I am doing this on account of the dead.
Sometimes journeys begin long before their first step is taken. Mine, without my knowing, starts not long ago, in a hospital ward, as the last of my family dies. There is nothing strange in this, the state of being alone. The death of parents may bring resigned sadness, even a guilty freedom. Instead I need to leave a sign of their passage. My mother died just now, it seems, not in the way she wished; my father before her; my sister before that, at the age of twenty-one.
Time is unsteady here. Sometimes I am a boy again, trying to grasp the words Never, never again. Humans, it is said, cannot comprehend eternity, in time or space. We are better equipped to register the distance spanned by a village drumbeat. The sheerness of never is beyond us.
The sherpa’s eyes stay mute on me, puzzled. Solitude here is an unsought peril. I joke: ‘Nobody’s fool enough to travel with me!’
It is already evening. Our feet grate over the stones. You cannot walk out your grief, I know, or absolve yourself of your survival, or bring anyone back. You are left with the desire only that things not be as they are. So you choose somewhere meaningful on the earth’s surface, as if planning a secular pilgrimage. Yet the meaning is not your own. Then you go on a journey (it’s my profession, after all), walking to a place beyond your own history, to the sound of the river flowing the other way. In the end you come to rest at a mountain that is holy to others.
The reason for this is beyond articulation. A journey is not a cure. It brings an illusion, only, of change, and becomes at best a spartan comfort.

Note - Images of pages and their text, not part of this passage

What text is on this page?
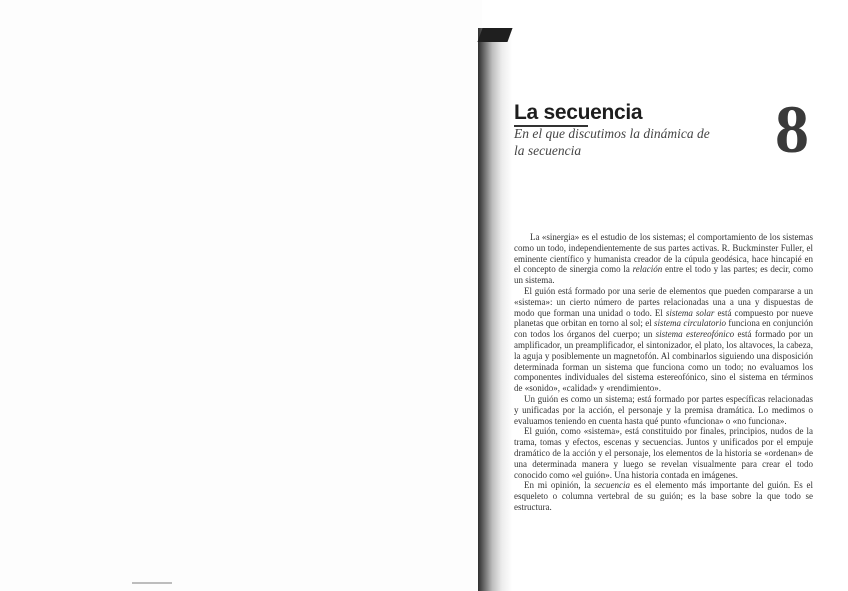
La secuencia
En el que discutimos la dinámica de la secuencia	8

La «sinergia» es el estudio de los sistemas; el comportamiento de los sistemas como un todo, independientemente de sus partes activas. R. Buckminster Fuller, el eminente científico y humanista creador de la cúpula geodésica, hace hincapié en el concepto de sinergia como la relación entre el todo y las partes; es decir, como un sistema.

El guión está formado por una serie de elementos que pueden compararse a un «sistema»: un cierto número de partes relacionadas una a una y dispuestas de modo que forman una unidad o todo. El sistema solar está compuesto por nueve planetas que orbitan en torno al sol; el sistema circulatorio funciona en conjunción con todos los órganos del cuerpo; un sistema estereofónico está formado por un amplificador, un preamplificador, el sintonizador, el plato, los altavoces, la cabeza, la aguja y posiblemente un magnetofón. Al combinarlos siguiendo una disposición determinada forman un sistema que funciona como un todo; no evaluamos los componentes individuales del sistema estereofónico, sino el sistema en términos de «sonido», «calidad» y «rendimiento».

Un guión es como un sistema; está formado por partes específicas relacionadas y unificadas por la acción, el personaje y la premisa dramática. Lo medimos o evaluamos teniendo en cuenta hasta qué punto «funciona» o «no funciona».

El guión, como «sistema», está constituido por finales, principios, nudos de la trama, tomas y efectos, escenas y secuencias. Juntos y unificados por el empuje dramático de la acción y el personaje, los elementos de la historia se «ordenan» de una determinada manera y luego se revelan visualmente para crear el todo conocido como «el guión». Una historia contada en imágenes.

En mi opinión, la secuencia es el elemento más importante del guión. Es el esqueleto o columna vertebral de su guión; es la base sobre la que todo se estructura.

Like Walter Mason, I like to read about things before (or even while) I do them. As he puts it (more eloquently than I just did):
I suffer that great affliction of all bookish people: Before I embark on any activity I need to read at least one book about it. Perhaps it betrays a lack of imagination, but I think it more likely that it exposes a deep-seated sense of insecurity. I find it quite impossible to approach anything in the spirit of virgin experience. No matter what, I have to study up on it a little.
And if I don’t manage to read about things before I experience them, and am too distracted during the event to read, I usually find I can recall the experiences by reading about them after.
Benediction and To A Mountain in Tibet have both been comforting in their own ways.
6 Comments
In some ways I’m quite amazed to think it’s been a year already. Still feels so recent and fresh in my memory.
Time passes…
I recently read “In the midst of life” by Jennifer Worth which basically is about death. I was glad to read it from the perspective of preparation as you say. I do think about my parents and their eventual death and how, what that will mean. It’s a good book BTW – it does have a Christian take on some stuff which may not appeal so much to you but I think the values and commentary are universal to humanity rather than any particular belief.
Strangely I never read much about parenthood prior to the event, and even now I tend to shy away from most literature about it. I think it may be because there is an element of guilt inducing rhetoric in some of the stuff out there.
All difficult stuff to ponder. If there’s any good to come from my dad’s and mum-in-law’s deaths, it’s that it’s really made me reflect on my life and my relationships. But yes, some aspects are more icky to ponder than others. Still, we do the best we can …
The piece from Benediction is beautiful, Con. Thank you for putting it up.
You’re welcome, Genevieve.
Have you read Benediction? Are you a Kent Haruf fan? (I am. I love the pictures he paints in my mind.)